1999年のオリーブ。キャズエドゥミはこの年の4月にオープンしました。

1番新しいオリーブと1番古いオリーブ。お姉ちゃんがオリーブの創刊号を買ってきて、初めて見たその日から私はオリーブ少女になりました。友達はマーガレットやりぼんを読んでいる中、1人私はオリーブを読んでいました。高校生になって、みんなセブンティーンやan.anに移っていっちゃったけど、私はかたくなにオリーブ派でした。オリーブのお気に入りのページを破っては、部屋の壁にピンナップしていた。
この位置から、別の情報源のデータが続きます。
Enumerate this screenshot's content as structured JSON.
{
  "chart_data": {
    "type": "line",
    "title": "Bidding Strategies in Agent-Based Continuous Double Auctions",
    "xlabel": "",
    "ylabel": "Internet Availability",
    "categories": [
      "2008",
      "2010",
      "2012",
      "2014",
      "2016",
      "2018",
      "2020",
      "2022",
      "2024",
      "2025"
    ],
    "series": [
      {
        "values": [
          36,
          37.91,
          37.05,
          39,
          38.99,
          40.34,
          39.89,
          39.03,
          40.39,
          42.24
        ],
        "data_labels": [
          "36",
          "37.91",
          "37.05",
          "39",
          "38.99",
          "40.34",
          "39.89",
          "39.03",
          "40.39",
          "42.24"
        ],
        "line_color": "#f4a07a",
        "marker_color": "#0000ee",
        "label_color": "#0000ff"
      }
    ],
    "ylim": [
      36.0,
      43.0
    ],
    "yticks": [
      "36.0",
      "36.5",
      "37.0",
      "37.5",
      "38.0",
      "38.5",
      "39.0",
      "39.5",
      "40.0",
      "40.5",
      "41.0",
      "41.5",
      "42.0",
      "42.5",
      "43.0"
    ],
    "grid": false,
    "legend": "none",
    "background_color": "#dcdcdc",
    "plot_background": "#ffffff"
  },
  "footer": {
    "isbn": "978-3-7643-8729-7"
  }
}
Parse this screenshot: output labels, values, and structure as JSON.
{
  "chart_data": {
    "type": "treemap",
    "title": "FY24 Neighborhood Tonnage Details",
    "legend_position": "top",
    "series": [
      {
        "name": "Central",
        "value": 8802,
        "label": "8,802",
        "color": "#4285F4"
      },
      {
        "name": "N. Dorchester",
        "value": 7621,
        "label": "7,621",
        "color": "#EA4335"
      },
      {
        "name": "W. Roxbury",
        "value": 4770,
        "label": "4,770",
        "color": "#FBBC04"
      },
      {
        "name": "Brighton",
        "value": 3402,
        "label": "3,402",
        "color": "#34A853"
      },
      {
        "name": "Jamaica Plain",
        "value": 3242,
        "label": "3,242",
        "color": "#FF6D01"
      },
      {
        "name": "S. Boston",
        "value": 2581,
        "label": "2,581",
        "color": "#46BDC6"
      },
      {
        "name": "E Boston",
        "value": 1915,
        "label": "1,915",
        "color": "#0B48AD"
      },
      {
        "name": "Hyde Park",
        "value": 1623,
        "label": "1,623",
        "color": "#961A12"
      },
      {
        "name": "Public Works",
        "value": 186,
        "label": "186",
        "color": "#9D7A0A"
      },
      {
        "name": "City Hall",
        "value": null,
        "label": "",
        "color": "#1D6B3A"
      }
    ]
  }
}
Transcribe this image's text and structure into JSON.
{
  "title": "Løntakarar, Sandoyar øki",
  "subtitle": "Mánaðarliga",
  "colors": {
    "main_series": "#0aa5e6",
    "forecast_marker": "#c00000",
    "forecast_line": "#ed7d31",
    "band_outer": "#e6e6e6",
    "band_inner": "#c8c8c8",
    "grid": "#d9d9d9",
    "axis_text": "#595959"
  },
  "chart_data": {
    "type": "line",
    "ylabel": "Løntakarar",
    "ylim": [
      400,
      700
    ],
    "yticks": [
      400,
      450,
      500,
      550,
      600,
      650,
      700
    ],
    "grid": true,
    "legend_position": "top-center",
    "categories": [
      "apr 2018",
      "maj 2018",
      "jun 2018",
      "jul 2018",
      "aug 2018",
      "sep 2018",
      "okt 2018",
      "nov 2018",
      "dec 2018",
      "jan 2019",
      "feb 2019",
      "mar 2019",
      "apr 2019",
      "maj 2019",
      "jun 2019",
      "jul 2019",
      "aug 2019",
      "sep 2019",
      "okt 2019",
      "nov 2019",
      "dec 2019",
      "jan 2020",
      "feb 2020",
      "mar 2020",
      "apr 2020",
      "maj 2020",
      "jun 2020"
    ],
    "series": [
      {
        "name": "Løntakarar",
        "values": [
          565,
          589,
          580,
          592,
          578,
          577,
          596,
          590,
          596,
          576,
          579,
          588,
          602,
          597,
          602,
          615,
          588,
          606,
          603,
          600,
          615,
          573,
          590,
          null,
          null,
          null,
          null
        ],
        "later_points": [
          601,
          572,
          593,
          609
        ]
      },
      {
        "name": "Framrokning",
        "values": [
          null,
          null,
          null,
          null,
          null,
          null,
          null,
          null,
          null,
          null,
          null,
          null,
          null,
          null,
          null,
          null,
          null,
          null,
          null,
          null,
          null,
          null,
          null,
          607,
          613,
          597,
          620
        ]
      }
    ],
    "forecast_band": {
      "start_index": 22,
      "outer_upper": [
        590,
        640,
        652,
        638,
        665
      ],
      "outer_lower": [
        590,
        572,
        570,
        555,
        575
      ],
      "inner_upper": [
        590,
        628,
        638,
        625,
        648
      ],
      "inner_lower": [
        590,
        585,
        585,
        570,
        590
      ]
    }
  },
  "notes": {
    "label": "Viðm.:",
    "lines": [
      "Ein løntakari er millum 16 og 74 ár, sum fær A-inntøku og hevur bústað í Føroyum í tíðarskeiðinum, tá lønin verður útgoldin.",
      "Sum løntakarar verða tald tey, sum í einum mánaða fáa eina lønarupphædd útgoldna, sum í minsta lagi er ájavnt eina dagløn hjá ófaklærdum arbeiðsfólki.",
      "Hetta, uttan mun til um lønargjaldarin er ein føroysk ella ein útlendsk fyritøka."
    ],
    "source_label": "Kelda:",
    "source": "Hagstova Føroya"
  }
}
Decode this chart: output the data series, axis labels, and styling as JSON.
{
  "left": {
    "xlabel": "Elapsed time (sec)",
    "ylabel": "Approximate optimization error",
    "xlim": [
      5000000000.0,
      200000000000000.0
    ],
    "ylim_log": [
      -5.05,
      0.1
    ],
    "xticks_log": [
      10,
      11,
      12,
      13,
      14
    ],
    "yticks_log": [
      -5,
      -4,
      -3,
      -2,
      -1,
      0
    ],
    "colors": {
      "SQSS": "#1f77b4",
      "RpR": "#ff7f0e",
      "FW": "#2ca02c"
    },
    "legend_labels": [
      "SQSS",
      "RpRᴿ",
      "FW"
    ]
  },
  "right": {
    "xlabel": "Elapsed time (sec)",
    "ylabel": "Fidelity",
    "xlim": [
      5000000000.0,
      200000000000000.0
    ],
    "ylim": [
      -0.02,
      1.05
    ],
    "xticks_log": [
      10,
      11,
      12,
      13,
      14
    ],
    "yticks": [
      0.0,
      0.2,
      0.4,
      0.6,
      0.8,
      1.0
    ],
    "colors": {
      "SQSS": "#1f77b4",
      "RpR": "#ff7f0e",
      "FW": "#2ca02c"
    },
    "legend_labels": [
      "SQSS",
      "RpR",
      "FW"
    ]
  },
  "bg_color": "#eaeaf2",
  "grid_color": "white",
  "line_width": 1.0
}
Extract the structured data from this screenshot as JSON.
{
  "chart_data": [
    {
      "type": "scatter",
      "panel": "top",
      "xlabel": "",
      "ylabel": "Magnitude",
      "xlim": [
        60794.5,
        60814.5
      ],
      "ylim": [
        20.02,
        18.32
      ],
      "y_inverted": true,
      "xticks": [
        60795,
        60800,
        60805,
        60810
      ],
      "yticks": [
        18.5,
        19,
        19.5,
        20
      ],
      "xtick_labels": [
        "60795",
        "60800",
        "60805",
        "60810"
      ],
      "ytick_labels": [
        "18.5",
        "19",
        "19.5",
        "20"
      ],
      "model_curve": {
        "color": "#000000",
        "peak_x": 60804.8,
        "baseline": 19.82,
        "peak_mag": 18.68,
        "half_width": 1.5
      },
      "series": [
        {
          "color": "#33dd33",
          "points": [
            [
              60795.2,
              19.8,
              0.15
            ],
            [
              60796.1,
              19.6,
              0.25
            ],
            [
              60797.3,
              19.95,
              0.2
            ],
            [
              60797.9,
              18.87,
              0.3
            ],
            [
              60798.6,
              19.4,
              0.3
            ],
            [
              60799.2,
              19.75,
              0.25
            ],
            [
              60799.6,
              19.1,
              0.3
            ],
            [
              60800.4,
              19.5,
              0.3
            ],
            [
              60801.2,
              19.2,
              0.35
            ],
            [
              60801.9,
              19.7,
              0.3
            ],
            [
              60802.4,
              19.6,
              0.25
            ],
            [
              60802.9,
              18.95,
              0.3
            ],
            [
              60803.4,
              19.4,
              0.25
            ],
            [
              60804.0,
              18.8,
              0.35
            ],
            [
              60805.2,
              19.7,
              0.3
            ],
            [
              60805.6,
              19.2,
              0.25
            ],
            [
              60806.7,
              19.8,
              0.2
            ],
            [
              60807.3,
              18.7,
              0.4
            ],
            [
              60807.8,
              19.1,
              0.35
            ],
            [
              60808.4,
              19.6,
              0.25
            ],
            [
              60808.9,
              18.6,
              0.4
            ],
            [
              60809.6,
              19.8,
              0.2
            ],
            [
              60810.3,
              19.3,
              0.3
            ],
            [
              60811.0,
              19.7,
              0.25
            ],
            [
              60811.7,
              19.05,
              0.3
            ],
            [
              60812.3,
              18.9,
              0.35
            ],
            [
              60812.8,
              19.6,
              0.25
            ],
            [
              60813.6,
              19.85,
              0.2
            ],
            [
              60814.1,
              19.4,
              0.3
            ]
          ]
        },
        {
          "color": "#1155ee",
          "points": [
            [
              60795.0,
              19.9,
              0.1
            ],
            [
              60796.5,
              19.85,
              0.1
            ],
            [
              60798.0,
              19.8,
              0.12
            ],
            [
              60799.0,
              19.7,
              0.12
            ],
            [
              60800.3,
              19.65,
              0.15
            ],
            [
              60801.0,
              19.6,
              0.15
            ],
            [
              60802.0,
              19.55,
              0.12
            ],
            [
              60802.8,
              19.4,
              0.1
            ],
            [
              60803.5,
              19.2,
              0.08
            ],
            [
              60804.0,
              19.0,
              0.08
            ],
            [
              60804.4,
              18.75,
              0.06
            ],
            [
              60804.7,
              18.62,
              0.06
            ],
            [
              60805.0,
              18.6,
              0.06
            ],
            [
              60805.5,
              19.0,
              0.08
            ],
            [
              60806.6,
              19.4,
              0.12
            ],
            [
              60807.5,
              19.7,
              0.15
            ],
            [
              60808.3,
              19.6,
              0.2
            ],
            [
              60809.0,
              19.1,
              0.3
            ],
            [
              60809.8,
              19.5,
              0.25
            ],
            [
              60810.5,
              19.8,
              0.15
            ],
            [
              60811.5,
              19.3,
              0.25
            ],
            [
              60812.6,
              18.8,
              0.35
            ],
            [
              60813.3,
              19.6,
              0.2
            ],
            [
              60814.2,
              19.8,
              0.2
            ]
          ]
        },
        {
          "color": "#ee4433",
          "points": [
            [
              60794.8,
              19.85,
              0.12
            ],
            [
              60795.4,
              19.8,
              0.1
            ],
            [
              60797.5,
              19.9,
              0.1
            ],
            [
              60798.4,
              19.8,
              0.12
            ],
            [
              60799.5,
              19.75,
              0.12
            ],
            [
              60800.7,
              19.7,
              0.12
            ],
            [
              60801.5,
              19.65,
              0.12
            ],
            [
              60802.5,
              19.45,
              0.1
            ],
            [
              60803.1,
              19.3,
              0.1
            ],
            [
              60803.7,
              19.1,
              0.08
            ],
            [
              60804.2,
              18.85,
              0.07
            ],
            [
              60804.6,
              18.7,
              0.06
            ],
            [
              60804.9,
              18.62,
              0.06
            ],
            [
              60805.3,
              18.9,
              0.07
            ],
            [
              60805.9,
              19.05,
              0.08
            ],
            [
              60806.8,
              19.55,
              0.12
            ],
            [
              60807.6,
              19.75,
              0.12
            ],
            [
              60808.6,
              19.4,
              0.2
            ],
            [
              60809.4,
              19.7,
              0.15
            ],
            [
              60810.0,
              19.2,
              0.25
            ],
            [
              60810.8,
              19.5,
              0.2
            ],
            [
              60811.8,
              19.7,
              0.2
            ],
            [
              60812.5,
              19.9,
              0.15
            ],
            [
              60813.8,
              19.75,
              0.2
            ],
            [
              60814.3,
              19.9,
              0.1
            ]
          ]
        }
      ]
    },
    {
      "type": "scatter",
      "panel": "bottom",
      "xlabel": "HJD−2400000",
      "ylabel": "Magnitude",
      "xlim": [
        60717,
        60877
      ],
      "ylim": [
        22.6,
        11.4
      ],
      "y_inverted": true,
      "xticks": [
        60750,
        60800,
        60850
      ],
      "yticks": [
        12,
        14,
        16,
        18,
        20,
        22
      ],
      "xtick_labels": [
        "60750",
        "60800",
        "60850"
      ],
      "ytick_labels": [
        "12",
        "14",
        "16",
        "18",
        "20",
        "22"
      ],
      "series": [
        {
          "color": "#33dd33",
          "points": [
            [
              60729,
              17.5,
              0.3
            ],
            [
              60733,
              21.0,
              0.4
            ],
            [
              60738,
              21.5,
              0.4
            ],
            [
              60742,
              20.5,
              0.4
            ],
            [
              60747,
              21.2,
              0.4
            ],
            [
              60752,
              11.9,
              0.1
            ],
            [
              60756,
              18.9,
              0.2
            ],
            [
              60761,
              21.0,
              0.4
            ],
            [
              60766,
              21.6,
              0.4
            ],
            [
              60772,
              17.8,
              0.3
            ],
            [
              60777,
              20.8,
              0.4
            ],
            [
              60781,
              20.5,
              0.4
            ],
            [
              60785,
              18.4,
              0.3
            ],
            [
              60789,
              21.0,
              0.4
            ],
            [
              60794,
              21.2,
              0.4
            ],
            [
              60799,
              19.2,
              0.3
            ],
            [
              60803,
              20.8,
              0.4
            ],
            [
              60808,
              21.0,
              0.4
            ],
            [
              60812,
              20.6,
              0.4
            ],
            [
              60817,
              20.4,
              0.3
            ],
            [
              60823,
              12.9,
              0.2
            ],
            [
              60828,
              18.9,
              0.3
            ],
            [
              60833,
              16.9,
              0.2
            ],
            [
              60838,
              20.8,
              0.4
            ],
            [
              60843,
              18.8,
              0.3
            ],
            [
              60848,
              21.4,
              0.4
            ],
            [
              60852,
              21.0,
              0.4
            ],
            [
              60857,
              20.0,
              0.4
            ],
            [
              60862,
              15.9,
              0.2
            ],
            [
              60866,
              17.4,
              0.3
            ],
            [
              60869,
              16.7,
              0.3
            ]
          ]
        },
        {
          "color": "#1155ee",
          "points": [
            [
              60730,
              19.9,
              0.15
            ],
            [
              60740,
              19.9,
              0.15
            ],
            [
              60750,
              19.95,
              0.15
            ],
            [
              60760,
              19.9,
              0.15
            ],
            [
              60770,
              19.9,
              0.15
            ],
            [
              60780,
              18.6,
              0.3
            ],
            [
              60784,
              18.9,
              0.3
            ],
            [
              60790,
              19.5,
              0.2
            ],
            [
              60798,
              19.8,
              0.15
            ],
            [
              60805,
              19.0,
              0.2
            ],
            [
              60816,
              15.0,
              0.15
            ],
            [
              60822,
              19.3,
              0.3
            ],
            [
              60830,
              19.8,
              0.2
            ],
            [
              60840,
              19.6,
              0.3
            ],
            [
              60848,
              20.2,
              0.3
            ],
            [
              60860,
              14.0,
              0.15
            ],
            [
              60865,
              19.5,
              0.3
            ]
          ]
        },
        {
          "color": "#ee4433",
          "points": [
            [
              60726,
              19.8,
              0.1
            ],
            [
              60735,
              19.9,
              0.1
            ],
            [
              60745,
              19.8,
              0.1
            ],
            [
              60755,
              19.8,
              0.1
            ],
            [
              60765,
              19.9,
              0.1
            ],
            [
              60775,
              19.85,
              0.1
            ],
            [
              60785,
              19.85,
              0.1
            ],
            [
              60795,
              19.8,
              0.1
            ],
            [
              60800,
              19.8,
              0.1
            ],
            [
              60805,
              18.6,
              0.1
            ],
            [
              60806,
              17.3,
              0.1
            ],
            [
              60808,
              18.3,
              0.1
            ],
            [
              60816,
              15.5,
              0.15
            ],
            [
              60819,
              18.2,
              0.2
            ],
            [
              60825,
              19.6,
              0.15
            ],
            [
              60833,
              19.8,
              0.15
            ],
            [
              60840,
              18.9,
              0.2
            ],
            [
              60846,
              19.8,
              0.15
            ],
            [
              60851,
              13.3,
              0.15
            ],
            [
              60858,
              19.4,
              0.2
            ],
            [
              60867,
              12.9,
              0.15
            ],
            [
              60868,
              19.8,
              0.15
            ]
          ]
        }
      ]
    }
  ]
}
ピンナップされるページは、たいていスタイリストの大森伃佑子さんと岡尾美代子さんのページだった。アイドルに夢中になった事がない私は、このおふたりは私の中で、夢のような世界観を素敵に表現する憧れのアーティストだった。

そんな憧れのお2人が今から10数年前、以前住んでいた私の家に泊まりに来ることになった。ベルギー製の真っ白なリネンのシーツとピロケース、クラウンの目覚まし時計。ドイツ製のゴールドの金具がついた洗面台。赤い糸でアルファベットが刺繍されたリネンのキッチンクロス。パイン材のテーブルにフランス製のカゴ。アメリカ製の全部ばらばらの中古の椅子。イギリス製のアンティークの食器棚。アメリカのダイナーで使ってそうな食器。ラベルがかわいい外国のジャムやはちみつの瓶…。目の前に座っている岡尾さんの肩越しに見える自分の部屋の中の風景が全て、この岡尾さんに影響されたものばかりで、急に恥ずかしくなってきて、ずっと憧れていました。とか、大好きです。とか、一言も言えなくなってしまった。家中全部、”岡尾フィルター”でろ過された物ばかり。それって、好きなアイドルのポスターを壁中に貼ってる自分の部屋に、そのアイドルが突然現れる!みたいなそんな感じと同じだろうか。岡尾さんは、さぞ居心地が悪かったのではないだろうか。それとも私が街で偶然、全身お店の物でコーディネートしてくださってるお客さまを見かけた時のような、足が地面から3センチくらい浮いたみたいな、あんなふわっとした、嬉しい気持ちになって下さったのだろうか。。